The kind of spacecraft we might want to keep, for a whole range of reasons, might be one like the TRAAC satellite, launched in 1961 by the USA. The satellite collected data about the Starfish Prime Low Earth Orbit nuclear test, which detonated some 600 km below it in 1962, taking out its solar panels. TRAAC is part of the evidence of Cold War nuclear weapons testing, at a time when space was up for grabs: the UN Outer Space Treaty, which establishes space as a global commons to be used for peaceful purposes, was only accepted by the General Assembly in 1967. So TRAAC represents a vision of space very different to how we conceive it now.
The thing I really love about TRAAC is that it carried the first poem into space, inscribed on one of its instrument panels. The poem was written by Thomas G. Bergin of Yale, and is both uplifting and slightly sinister, as it views human spacecraft as weapons against the gods, who have until now had us at their mercy:
From Time’s obscure beginning, the Olympians
Have, moved by pity, anger, sometimes mirth,
Poured an abundant store of missiles down
On the resigned, defenceless sons of Earth.
Hailstones and chiding thunderclaps of Jove,
Remote directives from the constellations:
Aye, the celestials have swooped down themselves,
Grim bent on miracles or incarnations.
Earth and her offspring patiently endured,
(Having no choice) and as the years rolled by
In trial and toil prepared their counterstroke—
And now ’tis man [sic] who dares assault the sky.
Fear not, Immortals, we forgive your faults,
And as we come to claim our promised place
Aim only to repay the good you gave
And warm with human love the chill of space.
But in the last stanza, the bellicose nature of the assault weapon is turned on its head with a new vision of space. The point, for me, about this poem, is that it exists as a physical inscription, part of the fabric of the spacecraft, and its presence in space was felt to be important at the time. It’s the start of a long tradition of incorporating an element of flesh-and-blood humanity into robotic spacecraft, either as messages to those beyond us in space or to those of us who remain here on Earth.

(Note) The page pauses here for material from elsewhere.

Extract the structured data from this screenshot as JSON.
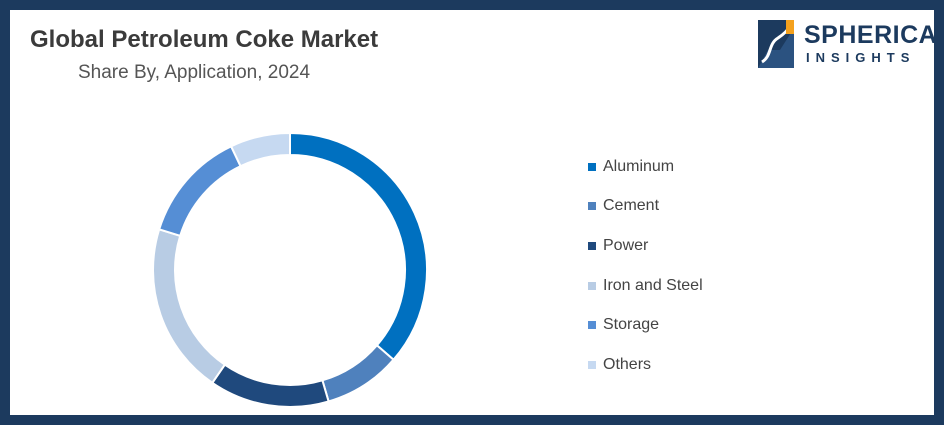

We don’t need to destroy everything currently classed as space junk, effectively over 95% of all the stuff up there, to reduce the risks of collisions from orbital debris. We can do it in a smart way by thinking through all the heritage and environmental issues. We should stop thinking of space as a black Cartesian vacuum that is unaltered by us putting things into it, or even taking them out again. After all, we stopped thinking this way about the Earth quite some time ago. If space agencies and corporations continue to apply a 1960s approach to the space environment, it doesn’t oblige everyone else to. In the 21st century, it’s junk like TRAAC that perhaps we want to keep, for what the physical body of the spacecraft can tell us, both about nuclear war in space, and the hopes and aspirations of those who sent it up.
I’m Dr Space Junk, and on this Day of Archaeology, I’m going outside to look at the stars.